Laboratory of Molecular Architecture Media Lab, Massachusetts Institute of Technology
Shuguang Zhang in 1990 made a serendipitous discovery of a self-assembling peptide in yeast protein Zuotin in 1990. This is discovery of the first self-assembling peptides that eventually led to the development of a new field of peptide nanobiotecnology. Furthermore, his discovery inspired numerous people around the world to design a variety of self-assembling peptides for wide spread uses including peptide hydrogels in materials science, 3D tissue cell culture and tissue engineering, nanomedicine, sustained molecular releases, clinical and surgical applications. He co-founded a startup company 3DMatrix that brings the self-assembling peptide materials to human clinical for treatment of diabetic ulcers, bedsores (pressure ulcers) and for accelerated wound healings as well as surgical uses. Many self-assembling peptide scaffold hydrogel products have received approvals from the US FDA, European Medicine Agency (EMA), Japan Medical Agency and medical approval agency in Chengdu, China.
Shuguang Zhang in 2011 started to design membrane proteins, because there are ~26% genes that code for membrane protein in genomes which are crucial for both internal and external cellular communications. He conceived a simple and elegant molecular QTY code, namely glutamine (Q), Threonine (T) and Tyrosine (Y) to systematically replace the hydrophobic amino acids Leucine (L), Valine (V), Isoleucine (I), and Phenylalanine (F) in the 7 transmembrane a-helices of G protein-coupled receptors (GPCRs). GPCRs function similar like our mobile phones to communicate and interact with external world. The QTY code results suggest that despite 46%-56% transmembrane a-helices changes, water-soluble QTY variants still maintain stable structures and biological function, namely, ligand-binding activities. This simple QTY code is a likely useful tool and has big impact for designs of water-soluble variants of previously water-insoluble and perhaps aggregated proteins, including amyloids.
The QTY code is based on two key molecular structural facts: 1) all amino acids are found in natural alpha-helices regardless of their chemical properties; 2) several amino acids share striking structural similarities despite their very different chemical properties; for example, glutamine (Q) vs Leucine (L); Threonine (T) vs Valine (V) and Isoleucine (I); and Tyrosine (Y) vs Phenylalanine (F). The QTY code systematically replaces water-insoluble amino acids (L, V, I and F) with water-soluble amino acids (Q, T and Y) in transmembrane α-helices. Thus, it changes the water-insoluble form of membrane proteins, including GPCRs, into a water-soluble form. Despite substantial transmembrane domain changes, the QTY variants maintain stable structures and ligand-binding activities. His lab has been successful in designing water-soluble variants of membrane proteins.

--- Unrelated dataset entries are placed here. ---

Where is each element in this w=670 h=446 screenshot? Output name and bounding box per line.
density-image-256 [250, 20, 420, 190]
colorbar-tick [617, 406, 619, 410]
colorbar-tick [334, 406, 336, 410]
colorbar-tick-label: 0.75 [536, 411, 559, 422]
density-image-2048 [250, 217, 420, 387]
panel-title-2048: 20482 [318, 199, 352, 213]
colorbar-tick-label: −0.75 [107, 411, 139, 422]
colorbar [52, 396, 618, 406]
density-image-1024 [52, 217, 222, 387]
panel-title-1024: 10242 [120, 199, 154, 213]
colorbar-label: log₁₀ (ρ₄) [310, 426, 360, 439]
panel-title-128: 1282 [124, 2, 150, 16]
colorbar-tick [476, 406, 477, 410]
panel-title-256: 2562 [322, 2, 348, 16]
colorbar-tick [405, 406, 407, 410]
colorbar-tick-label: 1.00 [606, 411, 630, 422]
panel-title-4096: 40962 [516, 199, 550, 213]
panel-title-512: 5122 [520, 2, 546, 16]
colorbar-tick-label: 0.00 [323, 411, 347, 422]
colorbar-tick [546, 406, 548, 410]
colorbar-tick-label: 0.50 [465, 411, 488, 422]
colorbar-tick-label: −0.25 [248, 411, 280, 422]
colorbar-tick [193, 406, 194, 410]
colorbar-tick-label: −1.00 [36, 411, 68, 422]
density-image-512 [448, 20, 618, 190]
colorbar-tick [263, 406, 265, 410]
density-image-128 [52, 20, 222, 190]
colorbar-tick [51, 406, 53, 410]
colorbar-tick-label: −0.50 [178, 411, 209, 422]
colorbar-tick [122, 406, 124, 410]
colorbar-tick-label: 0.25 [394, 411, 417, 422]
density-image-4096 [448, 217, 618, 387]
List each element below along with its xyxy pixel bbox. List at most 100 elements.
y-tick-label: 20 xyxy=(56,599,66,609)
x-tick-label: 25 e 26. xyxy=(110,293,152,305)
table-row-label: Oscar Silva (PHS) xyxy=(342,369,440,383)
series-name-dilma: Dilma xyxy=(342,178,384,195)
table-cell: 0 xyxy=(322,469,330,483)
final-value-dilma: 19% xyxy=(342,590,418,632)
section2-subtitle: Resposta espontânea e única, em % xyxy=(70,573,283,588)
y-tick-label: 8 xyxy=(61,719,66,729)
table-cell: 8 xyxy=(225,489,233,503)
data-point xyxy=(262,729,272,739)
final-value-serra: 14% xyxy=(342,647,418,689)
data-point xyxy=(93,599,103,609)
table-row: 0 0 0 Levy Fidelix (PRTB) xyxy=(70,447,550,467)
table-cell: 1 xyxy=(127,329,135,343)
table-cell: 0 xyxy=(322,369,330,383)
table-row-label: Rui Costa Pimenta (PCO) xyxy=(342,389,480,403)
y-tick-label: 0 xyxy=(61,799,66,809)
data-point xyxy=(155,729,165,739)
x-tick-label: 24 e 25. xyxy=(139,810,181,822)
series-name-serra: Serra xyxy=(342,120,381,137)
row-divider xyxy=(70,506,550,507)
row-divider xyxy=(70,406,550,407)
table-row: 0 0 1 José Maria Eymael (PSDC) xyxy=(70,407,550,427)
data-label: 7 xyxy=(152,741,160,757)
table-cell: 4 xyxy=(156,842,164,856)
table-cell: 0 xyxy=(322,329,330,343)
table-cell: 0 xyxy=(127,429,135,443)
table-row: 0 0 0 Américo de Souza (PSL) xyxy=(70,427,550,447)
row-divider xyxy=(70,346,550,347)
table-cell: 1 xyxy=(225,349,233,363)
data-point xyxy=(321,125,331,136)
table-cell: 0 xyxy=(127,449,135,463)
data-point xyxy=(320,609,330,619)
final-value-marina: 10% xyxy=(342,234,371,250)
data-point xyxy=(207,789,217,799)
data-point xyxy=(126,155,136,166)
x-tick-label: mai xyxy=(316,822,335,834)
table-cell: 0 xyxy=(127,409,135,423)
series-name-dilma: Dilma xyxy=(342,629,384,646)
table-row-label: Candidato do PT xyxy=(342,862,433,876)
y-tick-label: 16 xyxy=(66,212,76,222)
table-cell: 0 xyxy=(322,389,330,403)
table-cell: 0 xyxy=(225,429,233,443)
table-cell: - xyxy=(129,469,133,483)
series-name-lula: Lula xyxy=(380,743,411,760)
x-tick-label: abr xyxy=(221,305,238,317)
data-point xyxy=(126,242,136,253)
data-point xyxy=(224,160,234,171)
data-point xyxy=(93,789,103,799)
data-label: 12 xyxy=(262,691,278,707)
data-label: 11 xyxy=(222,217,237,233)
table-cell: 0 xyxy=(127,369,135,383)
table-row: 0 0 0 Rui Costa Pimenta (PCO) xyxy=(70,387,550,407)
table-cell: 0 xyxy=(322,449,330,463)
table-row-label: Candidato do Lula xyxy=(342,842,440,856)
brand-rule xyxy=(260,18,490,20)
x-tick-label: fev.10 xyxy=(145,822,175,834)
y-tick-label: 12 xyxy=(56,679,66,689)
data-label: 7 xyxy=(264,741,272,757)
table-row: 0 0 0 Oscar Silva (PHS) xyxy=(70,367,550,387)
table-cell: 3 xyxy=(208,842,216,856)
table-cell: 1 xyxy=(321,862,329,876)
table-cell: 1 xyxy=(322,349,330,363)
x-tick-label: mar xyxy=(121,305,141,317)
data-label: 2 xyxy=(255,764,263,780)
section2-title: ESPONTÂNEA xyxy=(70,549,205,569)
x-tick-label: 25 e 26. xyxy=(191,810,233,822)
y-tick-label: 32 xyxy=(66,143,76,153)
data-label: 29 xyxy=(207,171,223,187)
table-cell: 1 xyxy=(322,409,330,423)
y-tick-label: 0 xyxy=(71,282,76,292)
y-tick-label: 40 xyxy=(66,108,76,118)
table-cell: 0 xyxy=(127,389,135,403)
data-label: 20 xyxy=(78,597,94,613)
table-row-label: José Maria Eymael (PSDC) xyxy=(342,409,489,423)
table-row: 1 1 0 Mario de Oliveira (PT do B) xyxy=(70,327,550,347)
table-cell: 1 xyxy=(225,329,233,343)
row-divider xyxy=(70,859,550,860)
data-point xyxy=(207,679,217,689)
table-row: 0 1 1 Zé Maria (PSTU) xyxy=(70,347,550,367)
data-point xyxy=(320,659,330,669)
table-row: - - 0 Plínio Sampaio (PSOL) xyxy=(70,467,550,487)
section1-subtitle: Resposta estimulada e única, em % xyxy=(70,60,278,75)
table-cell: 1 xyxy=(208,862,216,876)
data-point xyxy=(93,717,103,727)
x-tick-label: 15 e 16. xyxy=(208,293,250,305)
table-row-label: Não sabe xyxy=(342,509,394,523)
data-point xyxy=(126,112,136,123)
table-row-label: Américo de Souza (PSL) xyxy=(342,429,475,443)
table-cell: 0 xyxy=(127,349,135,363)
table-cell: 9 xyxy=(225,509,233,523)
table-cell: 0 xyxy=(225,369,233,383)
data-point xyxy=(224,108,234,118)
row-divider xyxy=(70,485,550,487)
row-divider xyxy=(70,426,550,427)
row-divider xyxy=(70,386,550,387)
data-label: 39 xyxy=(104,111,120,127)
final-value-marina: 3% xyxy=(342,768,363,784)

Shuguang Zhang is at MIT Media Lab, Massachusetts Institute of Technology. His current research focuses on designs of biological molecules, particularly proteins and peptides that are short fragment of proteins. He received his B.S from Sichuan University, China and Ph.D. in Biochemistry & Molecular Biology from University of California at Santa Barbara, USA. He was an American Cancer Society Postdoctoral Fellow and a Whitaker Foundation Investigator at MIT. He was a 2003 Fellow of Japan Society for Promotion of Science (JSPS fellow). His work of designer self-assembling peptide scaffold won 2004 R&D100 award. He won a 2006 Guggenheim Fellowship and spent academic sabbatical in University of Cambridge, Cambridge, UK. He won 2006 Wilhelm Exner Medal of Austria. He was elected to Austrian Academy of Sciences in 2010. He was elected to American Institute of Medical and Biological Engineering in 2011 and elected to US National Academy of Inventors in 2013. He won the 2020 Emil Thomas Kaiser Award from the Protein Society. He published >170 scientific papers that have been cited over 33,000 with a h-index 85. He is also a co-founder and board member of Molecular Frontiers Foundation. Molecular Frontiers Foundation organizes annually Molecular Frontiers Symposia in Sweden and around the world. The Foundation encourages young people to ask big and good scientific questions about nature. The selected winners will be awarded for Molecular Frontiers Inquiry Prize.